20 things I Learned
Is the future of e-books in the browser? This work for Google by Fi is pretty impressive.
While the content may be important, and the illustrations are rather cute…and the technology behind the project is interesting, the typesetting is pretty bad (I expect more from a heavy-hitter like Google). There are numerous instances of justified type that is full of awkward gaps; I’m not sure if that is controllable or not (within the coding)—if it is not, then why use an e-book to communicate this information? (It would be more readable as a standard, scrollable webpage.) Also, I think they were a bit too loose with adherence to a grid…some variance is fine, but a lot of those line lengths are too long…and I perceive a lack of unity to many of the text-only layouts.
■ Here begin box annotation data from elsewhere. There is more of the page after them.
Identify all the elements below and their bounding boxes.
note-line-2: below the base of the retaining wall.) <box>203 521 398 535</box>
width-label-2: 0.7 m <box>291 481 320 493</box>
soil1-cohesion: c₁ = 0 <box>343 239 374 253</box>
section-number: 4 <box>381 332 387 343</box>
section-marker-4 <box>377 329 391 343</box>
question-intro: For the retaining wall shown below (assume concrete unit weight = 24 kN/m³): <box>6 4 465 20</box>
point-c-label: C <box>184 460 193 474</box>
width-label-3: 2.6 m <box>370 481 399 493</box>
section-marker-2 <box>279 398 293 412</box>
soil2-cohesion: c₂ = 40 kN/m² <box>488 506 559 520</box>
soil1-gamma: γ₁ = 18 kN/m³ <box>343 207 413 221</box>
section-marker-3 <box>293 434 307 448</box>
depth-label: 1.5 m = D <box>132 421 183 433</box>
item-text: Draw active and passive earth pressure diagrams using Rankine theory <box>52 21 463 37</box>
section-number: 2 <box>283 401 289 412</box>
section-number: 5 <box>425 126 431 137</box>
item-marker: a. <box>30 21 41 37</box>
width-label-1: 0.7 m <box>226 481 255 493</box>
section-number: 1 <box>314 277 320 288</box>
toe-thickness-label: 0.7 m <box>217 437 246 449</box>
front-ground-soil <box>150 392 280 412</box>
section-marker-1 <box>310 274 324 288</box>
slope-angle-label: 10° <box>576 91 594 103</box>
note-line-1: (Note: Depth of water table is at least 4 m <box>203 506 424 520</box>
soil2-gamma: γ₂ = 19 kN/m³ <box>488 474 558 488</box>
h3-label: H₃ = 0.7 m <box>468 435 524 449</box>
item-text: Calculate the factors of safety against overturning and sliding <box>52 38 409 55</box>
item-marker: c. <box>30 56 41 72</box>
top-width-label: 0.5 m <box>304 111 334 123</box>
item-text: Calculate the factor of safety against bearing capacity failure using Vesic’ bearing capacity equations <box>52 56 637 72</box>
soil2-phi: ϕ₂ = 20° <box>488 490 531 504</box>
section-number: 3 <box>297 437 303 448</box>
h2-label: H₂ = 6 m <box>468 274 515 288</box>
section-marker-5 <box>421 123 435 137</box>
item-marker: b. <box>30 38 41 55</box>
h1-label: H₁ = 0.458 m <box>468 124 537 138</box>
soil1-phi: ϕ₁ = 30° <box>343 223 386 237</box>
So we go back to the age-old (or at least a generation-old) lament about tools/tech/skill. It doesn’t matter how much technology one has, or how access to tools and publishing democratizes a field. If the skill and/or care is not there to create something “good” (if not great), then it will largely serve to annoy and frustrate those of us that care.
Other than using an iPad, I’ve not once been sold on the notion of replicating the analog (page turning-based) reading experience electronically. Turning the pages of a physical book or magazine is integral to the form. I’ve not once experienced “page-turning” on a desktop/laptop that doesn’t seem clumsy and unnecessary.